HumanCellAtlas / dcp2

Shared artifacts concerning the Human Cell Atlas (HCA) Data Coordination Platform (DCP)
4 stars 2 forks source link

TDR `dev` dataset is stale #17

Closed hannes-ucsc closed 2 years ago

hannes-ucsc commented 3 years ago

Rather than patching

https://github.com/DataBiosphere/azul/issues/2873 https://github.com/DataBiosphere/azul/issues/2870

we think that it's time to repopulate the dev dataset from scratch with a subset of projects from the dcp4 catalog used in prod. This would 1) reduce the size of the dev catalog and 2) make sure it is more representative of the current production systems. For example, the current dev snapshot does not have any intact analysis subgraphs or DCP/2-generated matrices.

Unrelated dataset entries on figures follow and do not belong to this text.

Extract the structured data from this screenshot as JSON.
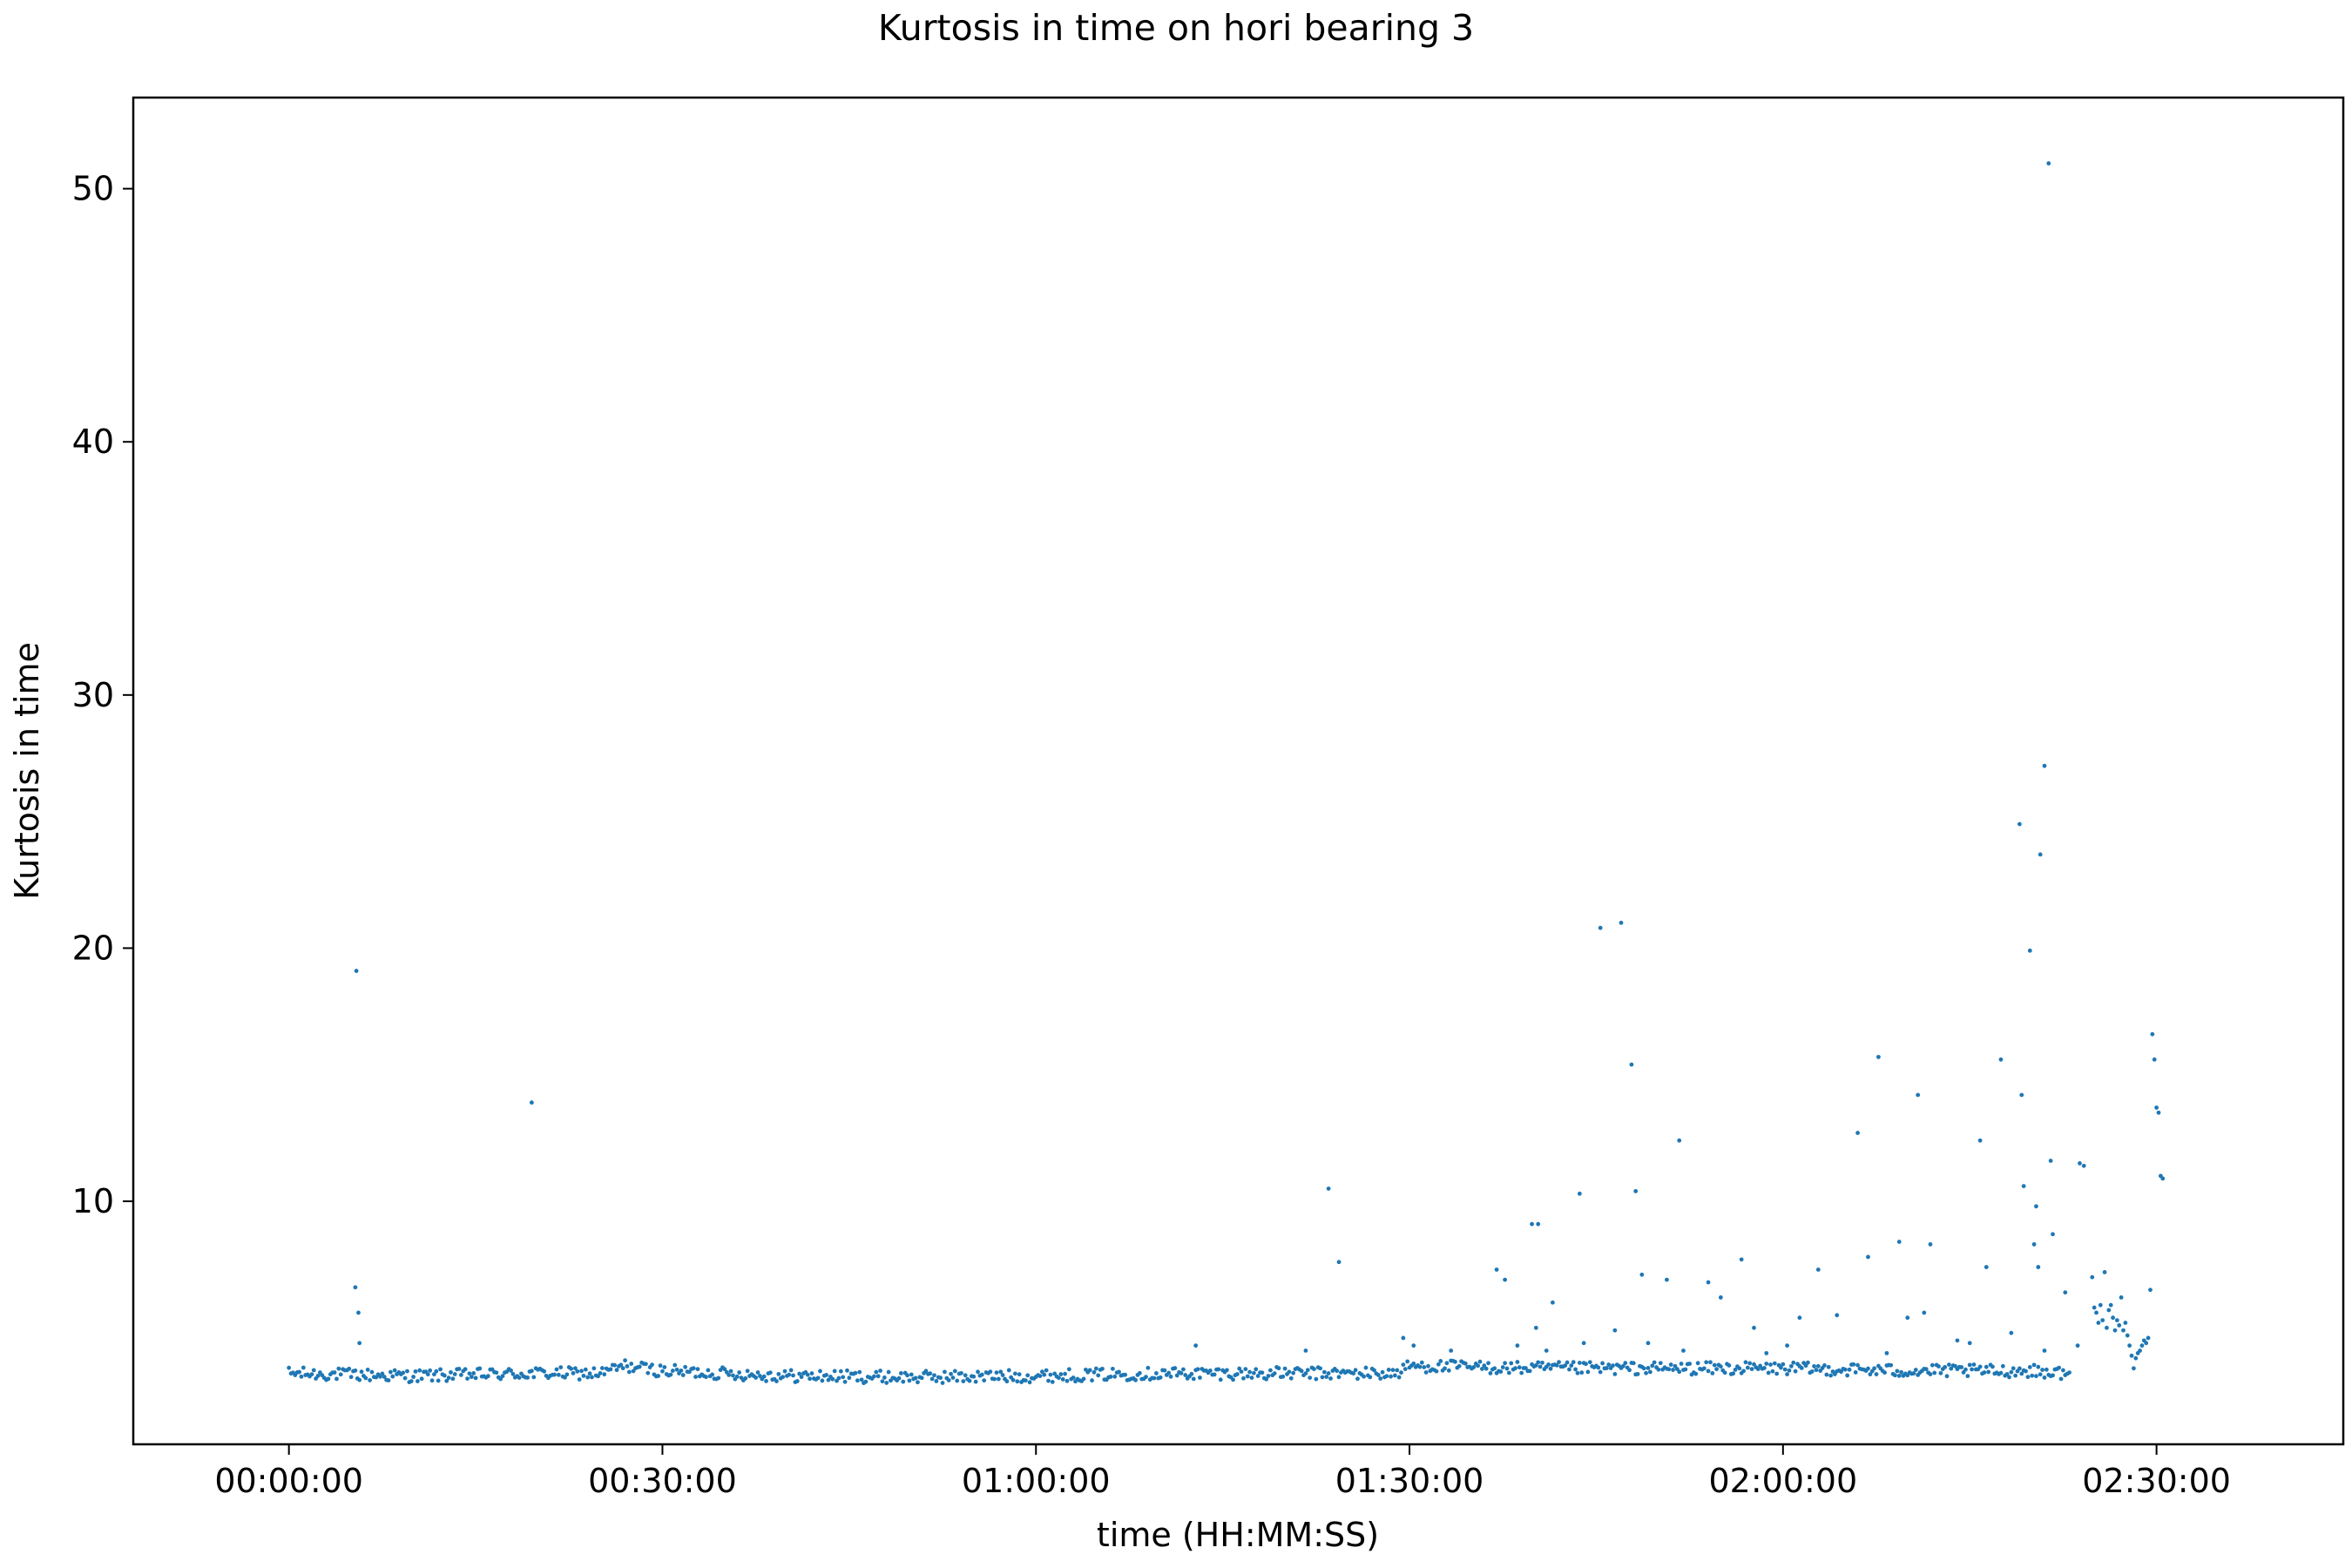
{
  "chart_data": {
    "type": "scatter",
    "title": "Kurtosis in time on hori bearing 3",
    "xlabel": "time (HH:MM:SS)",
    "ylabel": "Kurtosis in time",
    "x_unit": "seconds",
    "xlim": [
      -750,
      9900
    ],
    "ylim": [
      0.4,
      53.6
    ],
    "x_ticks": [
      {
        "value": 0,
        "label": "00:00:00"
      },
      {
        "value": 1800,
        "label": "00:30:00"
      },
      {
        "value": 3600,
        "label": "01:00:00"
      },
      {
        "value": 5400,
        "label": "01:30:00"
      },
      {
        "value": 7200,
        "label": "02:00:00"
      },
      {
        "value": 9000,
        "label": "02:30:00"
      }
    ],
    "y_ticks": [
      {
        "value": 10,
        "label": "10"
      },
      {
        "value": 20,
        "label": "20"
      },
      {
        "value": 30,
        "label": "30"
      },
      {
        "value": 40,
        "label": "40"
      },
      {
        "value": 50,
        "label": "50"
      }
    ],
    "grid": false,
    "legend": "none",
    "series": [
      {
        "color": "#1f77b4",
        "baseline": {
          "x_start": 0,
          "x_end": 8580,
          "x_step": 10,
          "y_profile": [
            [
              0,
              3.2
            ],
            [
              600,
              3.1
            ],
            [
              1200,
              3.2
            ],
            [
              1500,
              3.2
            ],
            [
              1620,
              3.5
            ],
            [
              1800,
              3.3
            ],
            [
              2400,
              3.1
            ],
            [
              3000,
              3.05
            ],
            [
              3600,
              3.1
            ],
            [
              4200,
              3.2
            ],
            [
              4800,
              3.2
            ],
            [
              5340,
              3.2
            ],
            [
              5400,
              3.5
            ],
            [
              6000,
              3.4
            ],
            [
              6600,
              3.4
            ],
            [
              7200,
              3.4
            ],
            [
              7800,
              3.3
            ],
            [
              8400,
              3.3
            ],
            [
              8580,
              3.2
            ]
          ],
          "y_jitter": 0.25
        },
        "points": [
          {
            "x": 325,
            "y": 19.1
          },
          {
            "x": 320,
            "y": 6.6
          },
          {
            "x": 335,
            "y": 5.6
          },
          {
            "x": 340,
            "y": 4.4
          },
          {
            "x": 1170,
            "y": 13.9
          },
          {
            "x": 4370,
            "y": 4.3
          },
          {
            "x": 5010,
            "y": 10.5
          },
          {
            "x": 5060,
            "y": 7.6
          },
          {
            "x": 4900,
            "y": 4.1
          },
          {
            "x": 5370,
            "y": 4.6
          },
          {
            "x": 5420,
            "y": 4.3
          },
          {
            "x": 5600,
            "y": 4.1
          },
          {
            "x": 5820,
            "y": 7.3
          },
          {
            "x": 5860,
            "y": 6.9
          },
          {
            "x": 5920,
            "y": 4.3
          },
          {
            "x": 5990,
            "y": 9.1
          },
          {
            "x": 6020,
            "y": 9.1
          },
          {
            "x": 6010,
            "y": 5.0
          },
          {
            "x": 6060,
            "y": 4.1
          },
          {
            "x": 6090,
            "y": 6.0
          },
          {
            "x": 6220,
            "y": 10.3
          },
          {
            "x": 6240,
            "y": 4.4
          },
          {
            "x": 6320,
            "y": 20.8
          },
          {
            "x": 6420,
            "y": 21.0
          },
          {
            "x": 6390,
            "y": 4.9
          },
          {
            "x": 6470,
            "y": 15.4
          },
          {
            "x": 6490,
            "y": 10.4
          },
          {
            "x": 6520,
            "y": 7.1
          },
          {
            "x": 6550,
            "y": 4.4
          },
          {
            "x": 6640,
            "y": 6.9
          },
          {
            "x": 6700,
            "y": 12.4
          },
          {
            "x": 6720,
            "y": 4.1
          },
          {
            "x": 6840,
            "y": 6.8
          },
          {
            "x": 6900,
            "y": 6.2
          },
          {
            "x": 7000,
            "y": 7.7
          },
          {
            "x": 7060,
            "y": 5.0
          },
          {
            "x": 7120,
            "y": 4.0
          },
          {
            "x": 7220,
            "y": 4.3
          },
          {
            "x": 7280,
            "y": 5.4
          },
          {
            "x": 7370,
            "y": 7.3
          },
          {
            "x": 7460,
            "y": 5.5
          },
          {
            "x": 7560,
            "y": 12.7
          },
          {
            "x": 7610,
            "y": 7.8
          },
          {
            "x": 7660,
            "y": 15.7
          },
          {
            "x": 7700,
            "y": 4.0
          },
          {
            "x": 7760,
            "y": 8.4
          },
          {
            "x": 7800,
            "y": 5.4
          },
          {
            "x": 7850,
            "y": 14.2
          },
          {
            "x": 7880,
            "y": 5.6
          },
          {
            "x": 7910,
            "y": 8.3
          },
          {
            "x": 8040,
            "y": 4.5
          },
          {
            "x": 8100,
            "y": 4.4
          },
          {
            "x": 8150,
            "y": 12.4
          },
          {
            "x": 8180,
            "y": 7.4
          },
          {
            "x": 8250,
            "y": 15.6
          },
          {
            "x": 8300,
            "y": 4.8
          },
          {
            "x": 8340,
            "y": 24.9
          },
          {
            "x": 8350,
            "y": 14.2
          },
          {
            "x": 8360,
            "y": 10.6
          },
          {
            "x": 8390,
            "y": 19.9
          },
          {
            "x": 8420,
            "y": 9.8
          },
          {
            "x": 8410,
            "y": 8.3
          },
          {
            "x": 8430,
            "y": 7.4
          },
          {
            "x": 8440,
            "y": 23.7
          },
          {
            "x": 8460,
            "y": 27.2
          },
          {
            "x": 8490,
            "y": 11.6
          },
          {
            "x": 8500,
            "y": 8.7
          },
          {
            "x": 8480,
            "y": 51.0
          },
          {
            "x": 8460,
            "y": 4.1
          },
          {
            "x": 8560,
            "y": 6.4
          },
          {
            "x": 8630,
            "y": 11.5
          },
          {
            "x": 8650,
            "y": 11.4
          },
          {
            "x": 8620,
            "y": 4.3
          },
          {
            "x": 8690,
            "y": 7.0
          },
          {
            "x": 8700,
            "y": 5.8
          },
          {
            "x": 8710,
            "y": 5.6
          },
          {
            "x": 8720,
            "y": 5.2
          },
          {
            "x": 8730,
            "y": 5.9
          },
          {
            "x": 8740,
            "y": 5.3
          },
          {
            "x": 8750,
            "y": 7.2
          },
          {
            "x": 8760,
            "y": 5.0
          },
          {
            "x": 8770,
            "y": 5.7
          },
          {
            "x": 8780,
            "y": 5.9
          },
          {
            "x": 8790,
            "y": 5.4
          },
          {
            "x": 8800,
            "y": 4.9
          },
          {
            "x": 8810,
            "y": 5.3
          },
          {
            "x": 8820,
            "y": 5.1
          },
          {
            "x": 8830,
            "y": 6.2
          },
          {
            "x": 8840,
            "y": 4.9
          },
          {
            "x": 8850,
            "y": 5.2
          },
          {
            "x": 8860,
            "y": 4.7
          },
          {
            "x": 8870,
            "y": 4.3
          },
          {
            "x": 8880,
            "y": 3.9
          },
          {
            "x": 8890,
            "y": 3.4
          },
          {
            "x": 8900,
            "y": 3.8
          },
          {
            "x": 8910,
            "y": 4.0
          },
          {
            "x": 8920,
            "y": 4.1
          },
          {
            "x": 8930,
            "y": 4.3
          },
          {
            "x": 8940,
            "y": 4.5
          },
          {
            "x": 8950,
            "y": 4.4
          },
          {
            "x": 8960,
            "y": 4.6
          },
          {
            "x": 8970,
            "y": 6.5
          },
          {
            "x": 8980,
            "y": 16.6
          },
          {
            "x": 8990,
            "y": 15.6
          },
          {
            "x": 9000,
            "y": 13.7
          },
          {
            "x": 9010,
            "y": 13.5
          },
          {
            "x": 9020,
            "y": 11.0
          },
          {
            "x": 9030,
            "y": 10.9
          }
        ]
      }
    ]
  }
}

hannes-ucsc commented 3 years ago

Step one is to settle on the subset of projects, more specifically staging areas, that we should use to populate the dataset from.

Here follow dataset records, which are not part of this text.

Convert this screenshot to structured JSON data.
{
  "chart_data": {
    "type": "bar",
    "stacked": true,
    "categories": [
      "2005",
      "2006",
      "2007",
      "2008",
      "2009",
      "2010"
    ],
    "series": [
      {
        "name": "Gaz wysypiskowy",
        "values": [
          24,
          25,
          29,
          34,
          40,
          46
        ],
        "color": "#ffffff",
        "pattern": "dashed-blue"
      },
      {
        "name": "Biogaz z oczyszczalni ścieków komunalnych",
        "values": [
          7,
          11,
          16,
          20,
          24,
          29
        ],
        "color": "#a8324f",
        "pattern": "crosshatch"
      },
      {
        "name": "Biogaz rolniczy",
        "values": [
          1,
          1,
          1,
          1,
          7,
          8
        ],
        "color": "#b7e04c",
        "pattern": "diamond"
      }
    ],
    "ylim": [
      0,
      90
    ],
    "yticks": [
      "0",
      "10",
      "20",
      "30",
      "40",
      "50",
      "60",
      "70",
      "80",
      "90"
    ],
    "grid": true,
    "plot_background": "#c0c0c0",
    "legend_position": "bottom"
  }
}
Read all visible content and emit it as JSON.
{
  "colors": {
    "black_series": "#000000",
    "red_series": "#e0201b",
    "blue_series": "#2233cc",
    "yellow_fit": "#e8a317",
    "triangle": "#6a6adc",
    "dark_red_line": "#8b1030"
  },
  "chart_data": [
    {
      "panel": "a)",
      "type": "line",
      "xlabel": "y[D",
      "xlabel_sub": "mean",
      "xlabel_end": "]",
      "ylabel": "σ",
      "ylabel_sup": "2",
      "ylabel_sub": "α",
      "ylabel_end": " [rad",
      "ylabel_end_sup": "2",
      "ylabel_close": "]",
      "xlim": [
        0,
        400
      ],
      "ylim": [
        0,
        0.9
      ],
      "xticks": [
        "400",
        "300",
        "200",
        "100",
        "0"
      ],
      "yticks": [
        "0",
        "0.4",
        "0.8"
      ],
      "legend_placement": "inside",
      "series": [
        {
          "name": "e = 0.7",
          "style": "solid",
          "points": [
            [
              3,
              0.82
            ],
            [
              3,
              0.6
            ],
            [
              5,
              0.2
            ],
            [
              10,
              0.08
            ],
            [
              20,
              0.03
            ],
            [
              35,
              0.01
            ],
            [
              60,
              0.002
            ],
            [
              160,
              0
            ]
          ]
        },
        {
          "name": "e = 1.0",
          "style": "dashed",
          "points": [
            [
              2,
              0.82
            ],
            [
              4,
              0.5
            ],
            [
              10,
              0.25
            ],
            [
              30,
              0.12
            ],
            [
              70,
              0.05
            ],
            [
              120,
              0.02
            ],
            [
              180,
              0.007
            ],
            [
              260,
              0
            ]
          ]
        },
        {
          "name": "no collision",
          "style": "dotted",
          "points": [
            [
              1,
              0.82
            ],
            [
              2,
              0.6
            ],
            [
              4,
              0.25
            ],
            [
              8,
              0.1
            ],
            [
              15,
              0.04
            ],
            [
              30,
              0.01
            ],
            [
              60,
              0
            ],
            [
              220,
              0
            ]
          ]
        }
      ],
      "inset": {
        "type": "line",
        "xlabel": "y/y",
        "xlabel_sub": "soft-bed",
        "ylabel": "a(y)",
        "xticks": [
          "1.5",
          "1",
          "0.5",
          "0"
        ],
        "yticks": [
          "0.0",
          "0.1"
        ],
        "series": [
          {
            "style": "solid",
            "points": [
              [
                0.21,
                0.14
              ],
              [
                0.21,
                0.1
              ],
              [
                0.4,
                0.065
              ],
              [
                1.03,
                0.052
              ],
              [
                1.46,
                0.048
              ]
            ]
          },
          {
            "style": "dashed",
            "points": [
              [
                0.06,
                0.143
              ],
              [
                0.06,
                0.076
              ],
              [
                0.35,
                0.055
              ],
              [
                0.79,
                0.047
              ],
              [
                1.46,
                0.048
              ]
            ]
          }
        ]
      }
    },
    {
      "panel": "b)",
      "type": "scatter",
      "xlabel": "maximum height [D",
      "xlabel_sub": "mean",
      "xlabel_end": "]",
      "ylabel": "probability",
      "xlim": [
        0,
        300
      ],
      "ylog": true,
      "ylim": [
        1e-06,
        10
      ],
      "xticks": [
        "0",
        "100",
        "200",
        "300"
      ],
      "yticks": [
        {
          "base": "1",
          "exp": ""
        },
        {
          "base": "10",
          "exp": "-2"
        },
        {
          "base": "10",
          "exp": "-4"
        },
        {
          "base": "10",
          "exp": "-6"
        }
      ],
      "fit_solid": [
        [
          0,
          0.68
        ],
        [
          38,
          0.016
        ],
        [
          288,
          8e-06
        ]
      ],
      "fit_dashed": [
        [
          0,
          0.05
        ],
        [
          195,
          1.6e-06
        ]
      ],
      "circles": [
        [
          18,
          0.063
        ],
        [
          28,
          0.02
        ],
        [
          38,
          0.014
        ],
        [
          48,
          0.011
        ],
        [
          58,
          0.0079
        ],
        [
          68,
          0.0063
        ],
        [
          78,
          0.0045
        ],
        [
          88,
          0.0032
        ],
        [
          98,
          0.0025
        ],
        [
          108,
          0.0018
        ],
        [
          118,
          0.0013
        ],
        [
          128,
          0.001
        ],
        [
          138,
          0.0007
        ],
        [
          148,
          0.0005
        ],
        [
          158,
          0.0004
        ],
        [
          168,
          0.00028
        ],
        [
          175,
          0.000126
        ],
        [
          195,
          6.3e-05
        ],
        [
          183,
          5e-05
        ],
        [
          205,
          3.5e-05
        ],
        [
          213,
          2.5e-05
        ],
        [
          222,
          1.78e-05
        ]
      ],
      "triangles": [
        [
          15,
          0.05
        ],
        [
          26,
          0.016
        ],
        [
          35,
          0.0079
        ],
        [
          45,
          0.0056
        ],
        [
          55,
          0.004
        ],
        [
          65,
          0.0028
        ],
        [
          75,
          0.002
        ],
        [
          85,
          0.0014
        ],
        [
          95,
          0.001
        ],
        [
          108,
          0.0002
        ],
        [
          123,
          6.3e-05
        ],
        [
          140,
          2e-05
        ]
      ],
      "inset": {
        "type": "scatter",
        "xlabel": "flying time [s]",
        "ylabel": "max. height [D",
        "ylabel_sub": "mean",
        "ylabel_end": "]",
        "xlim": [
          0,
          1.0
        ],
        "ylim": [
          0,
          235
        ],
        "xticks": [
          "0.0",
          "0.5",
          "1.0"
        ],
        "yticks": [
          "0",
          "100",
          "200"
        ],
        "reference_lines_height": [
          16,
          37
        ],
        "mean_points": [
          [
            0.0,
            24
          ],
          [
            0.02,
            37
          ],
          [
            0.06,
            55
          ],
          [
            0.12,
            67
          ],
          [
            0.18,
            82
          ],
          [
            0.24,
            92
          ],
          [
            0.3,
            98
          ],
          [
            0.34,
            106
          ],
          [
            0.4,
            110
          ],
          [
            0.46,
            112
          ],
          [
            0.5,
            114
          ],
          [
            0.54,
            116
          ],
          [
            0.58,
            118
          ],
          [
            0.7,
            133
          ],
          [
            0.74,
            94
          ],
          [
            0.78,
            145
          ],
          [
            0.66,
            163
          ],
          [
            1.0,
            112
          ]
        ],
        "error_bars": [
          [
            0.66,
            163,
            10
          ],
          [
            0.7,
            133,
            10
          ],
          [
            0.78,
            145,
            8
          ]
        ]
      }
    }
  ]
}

kbergin commented 3 years ago

Sounds good to me.. if you want to just choose one 10X project that has analysis results and project matrices that would work. And then whatever we chose previously for having a small SS2 dataset and ideally at least one larger one so that we can test scale a bit more.

hannes-ucsc commented 3 years ago

Could you link or name the specific projects?

kbergin commented 3 years ago

This would be a good 10X project: 559bb888-7829-41f2-ace5-2c05c7eb81e9 This one for SS2 is already in dev and it's the one we've recently produced analysis results for: 8c3c290d-dfff-4553-8868-54ce45f4ba7f

We may want to keep the existing analysis results in dev for that SS2 project, though we may end up replacing them with our second iteration that should fix the project matrices that didn't index properly. Lmk what you think.

jessebrennan commented 3 years ago

We would also like 5b5f05b7-2482-468d-b76d-8f68c04a7a47 (Substantia_nigra_and_locus_coeruleus) in order to validate our solution to https://github.com/DataBiosphere/azul/issues/3095.

hannes-ucsc commented 3 years ago

And https://data.humancellatlas.org/explore/projects/b963bd4b-4bc1-4404-8425-69d74bc636b8?catalog=dcp6 since it's the only project with organically described CGMs.

hannes-ucsc commented 3 years ago

A consolidated list with all the projects mentioned above:

hannes-ucsc commented 3 years ago

The challenge is now to translate this to a list of staging areas. If that list ends up including a DSS adapter's staging area we will need to decide if we want to import that as is, thereby increasing the size of the new dataset, or if we want to create a stripped down copy of the staging area that only includes the mentioned projects. Another challenge is to match the projects between primary staging area and CGM staging areas.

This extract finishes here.